Studio album by Patty Larkin
- Released: 1995
- Genre: Folk rock
- Length: 38:54
- Label: High Street
- Producer: John Leventhal, Patty Larkin

Patty Larkin chronology
| Angels Running (1993) | Strangers World (1995) | Perishable Fruit (1997) |

= Strangers World =

Strangers World (sometimes spelled Stranger's World) is the sixth album by American singer-songwriter Patty Larkin.

==Track listing==
In the CD Jacket, next to each song title, Patty Larkin wrote brief explanations for each song:

1. "Closest Thing" (A Meditation on the Truth)
2. "Johnny Was A Pyro" (Once upon a time...)
3. "Don't" (The confusion of thinking for yourself.
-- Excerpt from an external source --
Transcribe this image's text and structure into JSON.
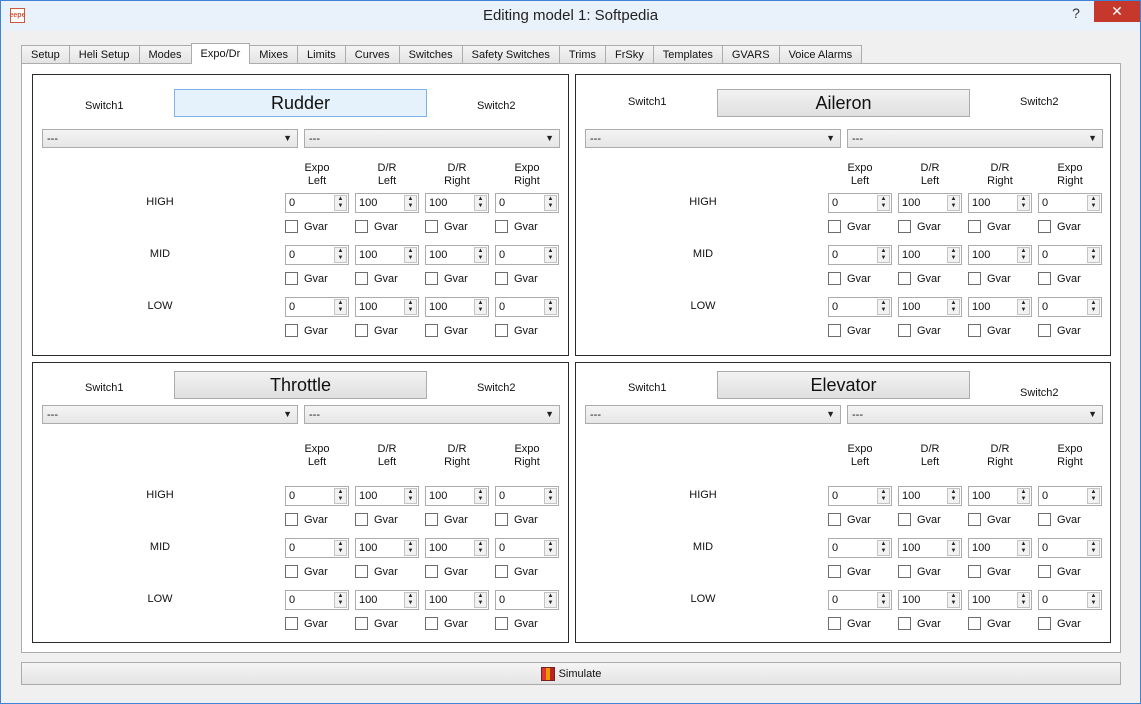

Oh, yeah.)
4. "Mary Magdalene" (I think I saw her coming out of the subway at Rush Hour)
5. "Open Arms (Don't Explain)" (Dedicated, with love, to my mother and father)
6. "Dear Diary" (Life is strange, but good (good, good, good).)
7. "Danny" (Written after the Labor Day nor'easter that took the lives of four fisherman from Gloucester.)
8. "Italy" (Thank you, John Gorka, for the first two lines (I'd like to go to Italy/Just to eat the food). I'll get there someday.)
9. "Me And That Train" (A True Story)
10. "When the Heavens Light Up" (Liz's song. Artist, musician, wearer of red lipstick, friend.)